Matlab introduces bsxfun (binary singleton expansion) since 2007, which made matrix-vector operation easier when the vector is going to be applied to each row.

In fact, bsxfun works with all binary operations, if it needs to be done element-wisely.

Usually, when mxArray A and mxArray B are going to take operation op(A, B), but the dimension does not match, it might need repmat to reallocate memory.

>> a = rand(40);
>> a - mean(a); % matrix - vector, error
Error using -
Matrix dimensions must agree.
>> a = rand(40);
>> bsxfun(@minus, a, mean(a)); % runs fine

Refer to official site.

fun can also be a handle to any binary element-wise function not listed above. A binary element-wise function of the form C = fun(A,B) accepts arrays Aand B of arbitrary, but equal size and returns output of the same size. Each element in the output array C is the result of an operation on the corresponding elements of A and B only.

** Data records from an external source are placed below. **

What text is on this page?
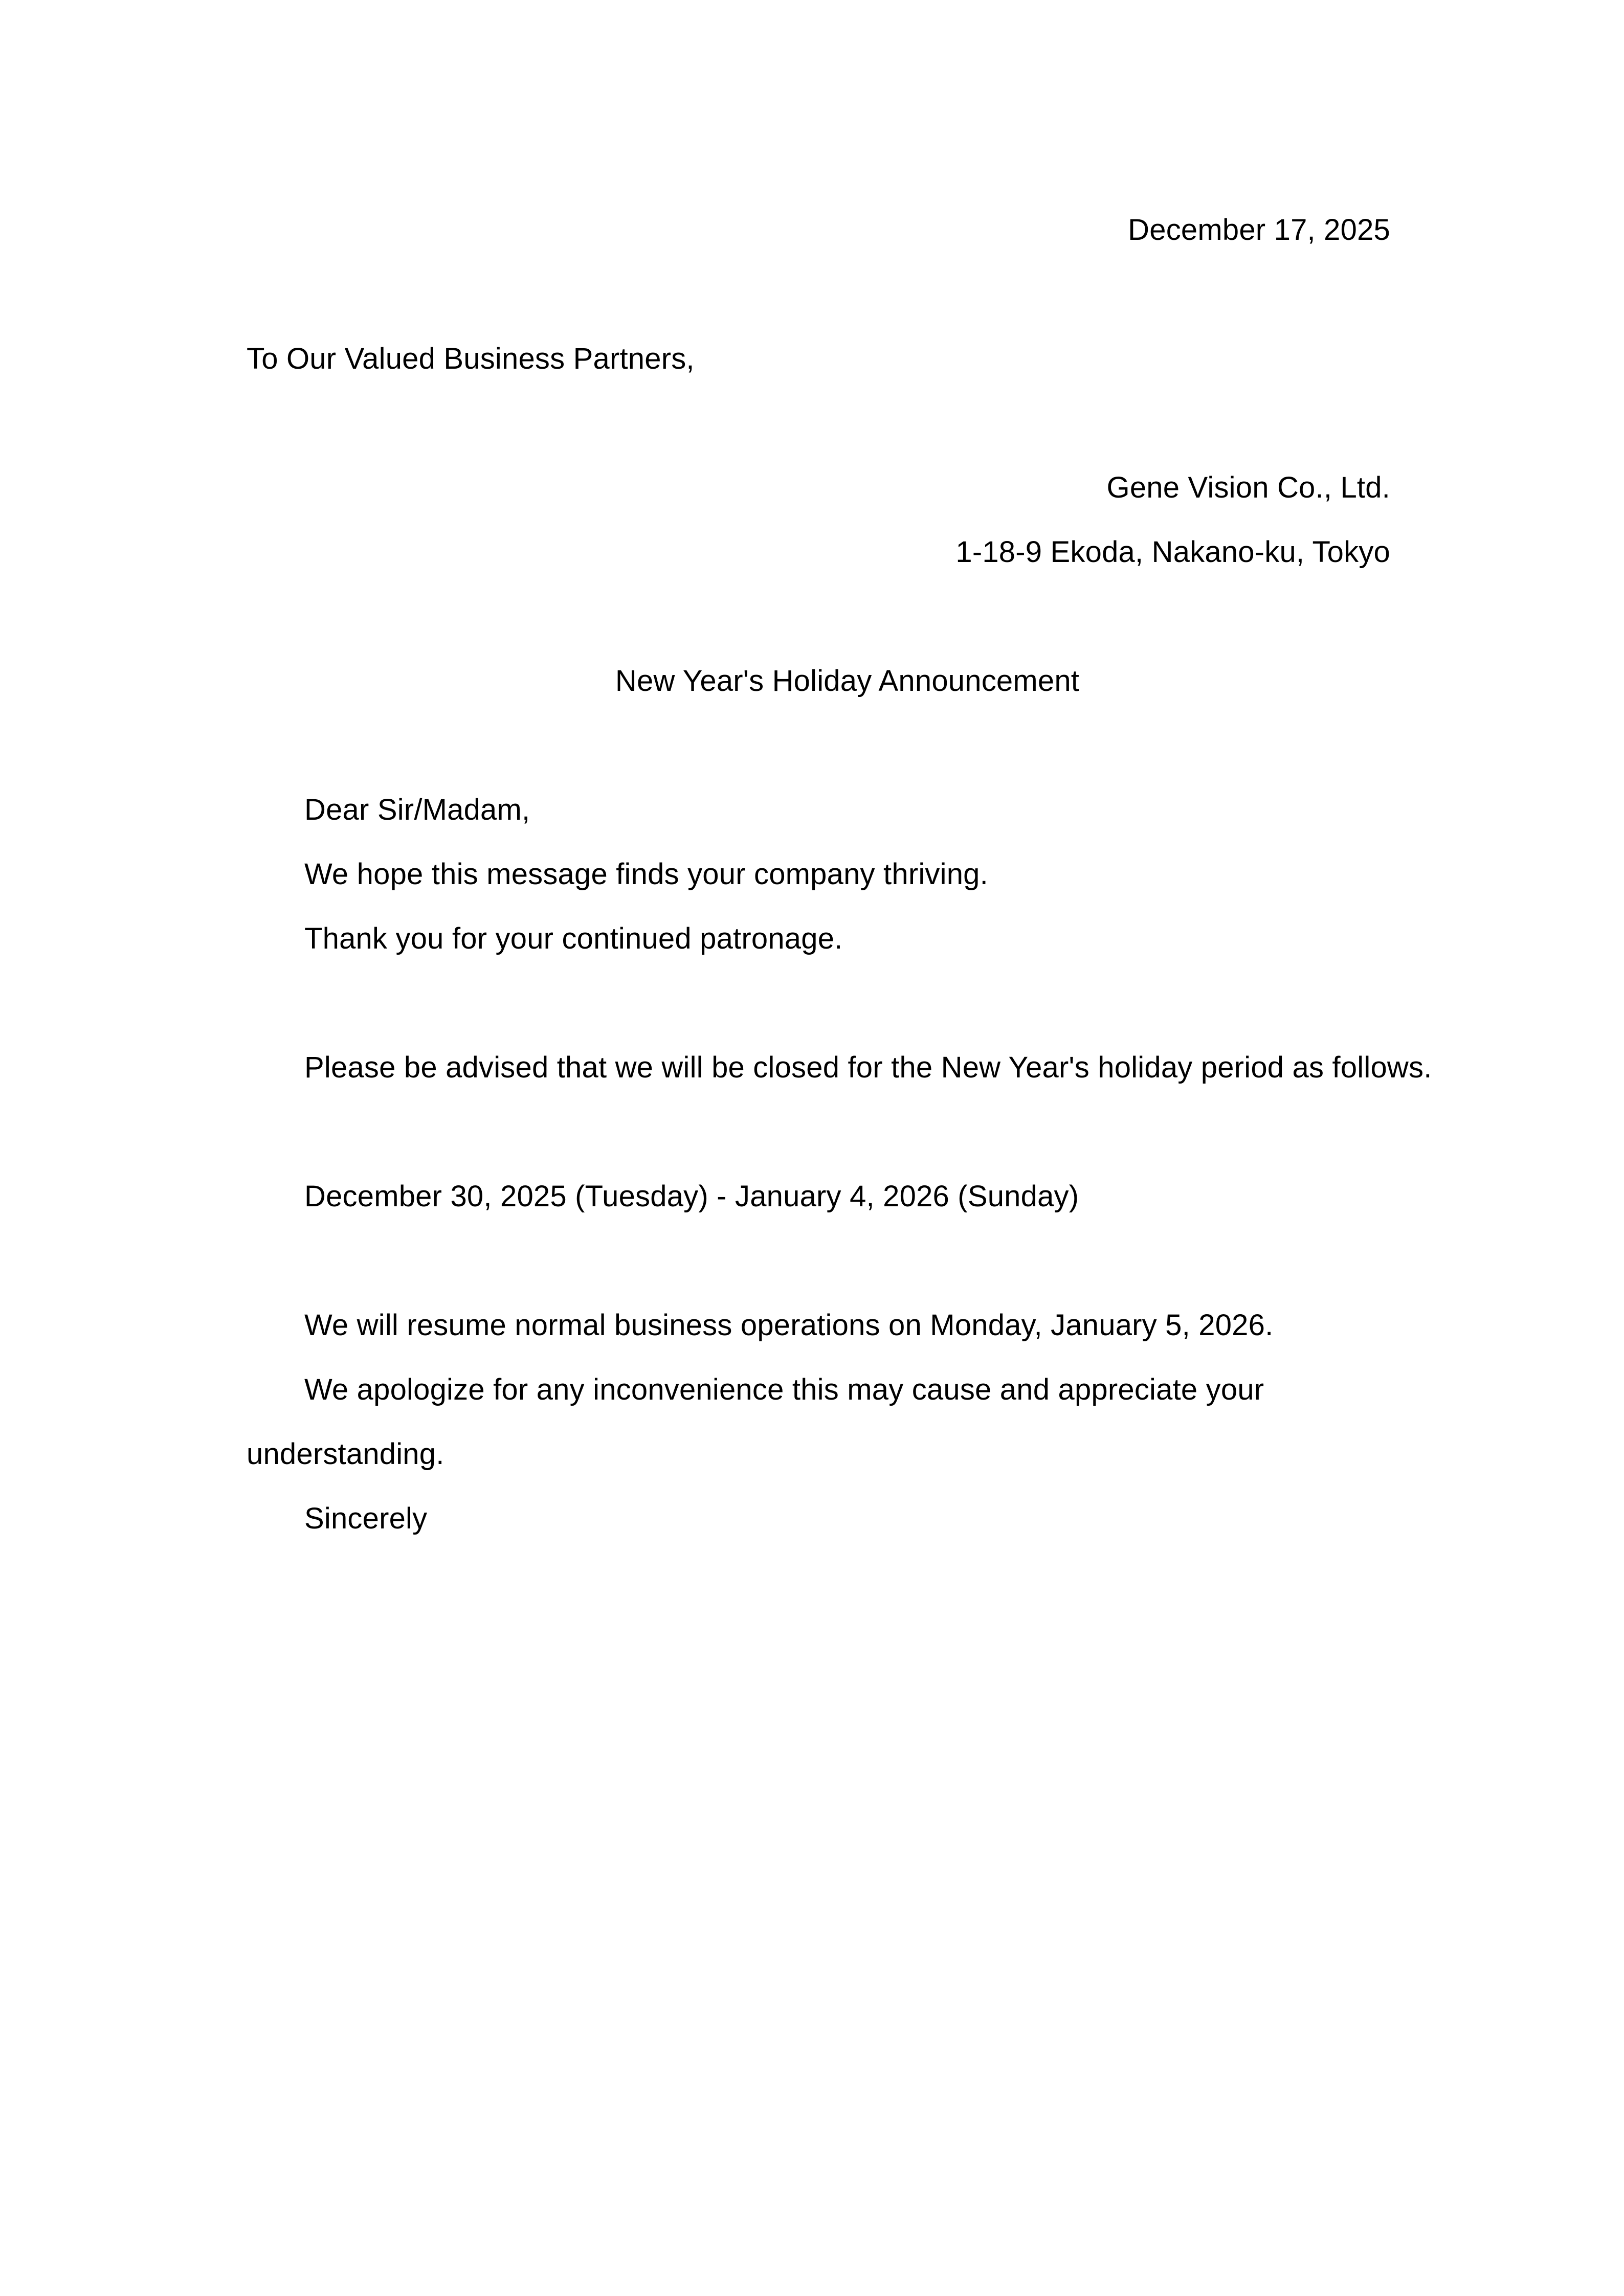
December 17, 2025
To Our Valued Business Partners,
Gene Vision Co., Ltd.
1-18-9 Ekoda, Nakano-ku, Tokyo
New Year's Holiday Announcement
Dear Sir/Madam,
We hope this message finds your company thriving.
Thank you for your continued patronage.
Please be advised that we will be closed for the New Year's holiday period as follows.
December 30, 2025 (Tuesday) - January 4, 2026 (Sunday)
We will resume normal business operations on Monday, January 5, 2026.
We apologize for any inconvenience this may cause and appreciate your
understanding.
Sincerely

The corresponding dimensions of A and B must be equal to each other or equal to one. Whenever a dimension of A or B is singleton (equal to one), bsxfun virtually replicates the array along that dimension to match the other array. In the case where a dimension of A or B is singleton, and the corresponding dimension in the other array is zero, bsxfun virtually diminishes the singleton dimension to zero.

The size of the output array C is equal to: max(size(A),size(B)).*(size(A)>0 & size(B)>0).

This technique vectorizes the binary operation, and skip the overhead of allocation of memory as repmat does.